Dominican border patrol was an invention of U.S. policy and economics, says report

“In a global economy, borders have become myths,” says Haitian sociologist Paul Joseph Baptise.

José Ricardo Taveras, Director of the Dominican Immigration, calls free movement between the countries “absurd” because of the countries’ economic and social “imbalances:”  the DR with a GDP of US $54 billion, Haiti with $6.8 billion; the DR with 14% unemployment, Haiti with 70%.

The real absurdities begin with the funding and training of the Dominican border patrol by the U.S., according a Mother Jones report; a patrol that is used not only to prevent illegal immigrants who would “imbalance” the demand on social services, but also to garnish DR tax coffers by undermining the ability of poor Haitians to trade in accordance with binational agreements.
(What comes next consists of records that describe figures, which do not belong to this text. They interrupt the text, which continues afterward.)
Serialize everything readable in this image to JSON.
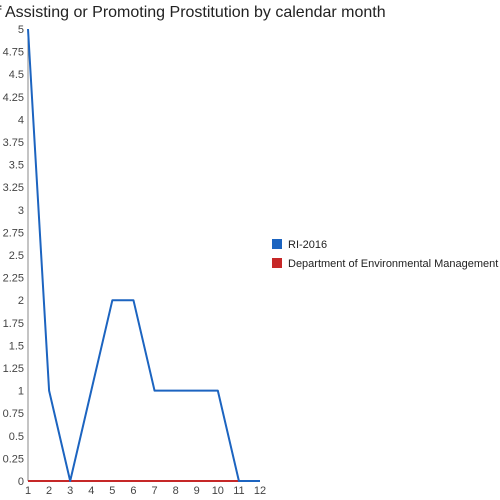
{
  "chart_data": {
    "type": "line",
    "title": "f Assisting or Promoting Prostitution by calendar month",
    "xlabel": "",
    "ylabel": "",
    "categories": [
      "1",
      "2",
      "3",
      "4",
      "5",
      "6",
      "7",
      "8",
      "9",
      "10",
      "11",
      "12"
    ],
    "x": [
      1,
      2,
      3,
      4,
      5,
      6,
      7,
      8,
      9,
      10,
      11,
      12
    ],
    "xlim": [
      1,
      12
    ],
    "ylim": [
      0,
      5
    ],
    "y_ticks": [
      "0",
      "0.25",
      "0.5",
      "0.75",
      "1",
      "1.25",
      "1.5",
      "1.75",
      "2",
      "2.25",
      "2.5",
      "2.75",
      "3",
      "3.25",
      "3.5",
      "3.75",
      "4",
      "4.25",
      "4.5",
      "4.75",
      "5"
    ],
    "grid": false,
    "legend_position": "right",
    "series": [
      {
        "name": "RI-2016",
        "color": "#1c64c0",
        "values": [
          5,
          1,
          0,
          1,
          2,
          2,
          1,
          1,
          1,
          1,
          0,
          0
        ]
      },
      {
        "name": "Department of Environmental Management",
        "color": "#c62828",
        "values": [
          0,
          0,
          0,
          0,
          0,
          0,
          0,
          0,
          0,
          0,
          0,
          0
        ]
      }
    ]
  }
}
Called the CESFRONT (Specialized Border Security Corps, the US-backed patrol grew out of the U.S. Global War on Terror launched after 9/11, the report says. A document from the Columbia School of Law and Solidaridad Fronteriza, a Dominican immigrant solidarity organization, shows US military trained the patrol in “professionalism.”

“The Dominican Republic’s CESFRONT ,,, did not exist before 2006. That year, according to Dominican Today, a group of “US experts” reported that there were “a series of weaknesses that will lead to all kinds of illicit activities” on the Haitian-Dominican border,” writes  Mother Jones. “A Dominican presidential decree created the country’s border patrol a month later.

Taveras’s numbers are also misleading as far as unemployment between the two countries. Haiti’s informal sector is practically an institutionalized form of employment, supporting most of the population, albeit not very well. Pedernales residents are hugely un- and underemployed, leaving many as poor as their Ansapit neighbors.

While U.S. tinkering in the militarization of the DR benefits U.S. arms and equipment sales, the patrol is ensuring the one-way flow of Dominican products into Haiti to maintain its higher GDP. In the Pedernales border market, DR guards police the products at the border gates and in the market itself.

Dozens of market vendors I spoke with repeated one woman’s refrain:

“The things that you could sell to make money, you can’t come through with it. I can’t sell rice, I can’t sell garlic, I can’t come with magi. The  Dominicans don’t want us to come through with those things. If we do, they come up and take everything we have.  I’m going through hell. I don’t even sell enough to eat or buy juice to drink.”

The women buy DR products with DR pesos, pay DR taxes on them, and resell them — mostly in Haiti.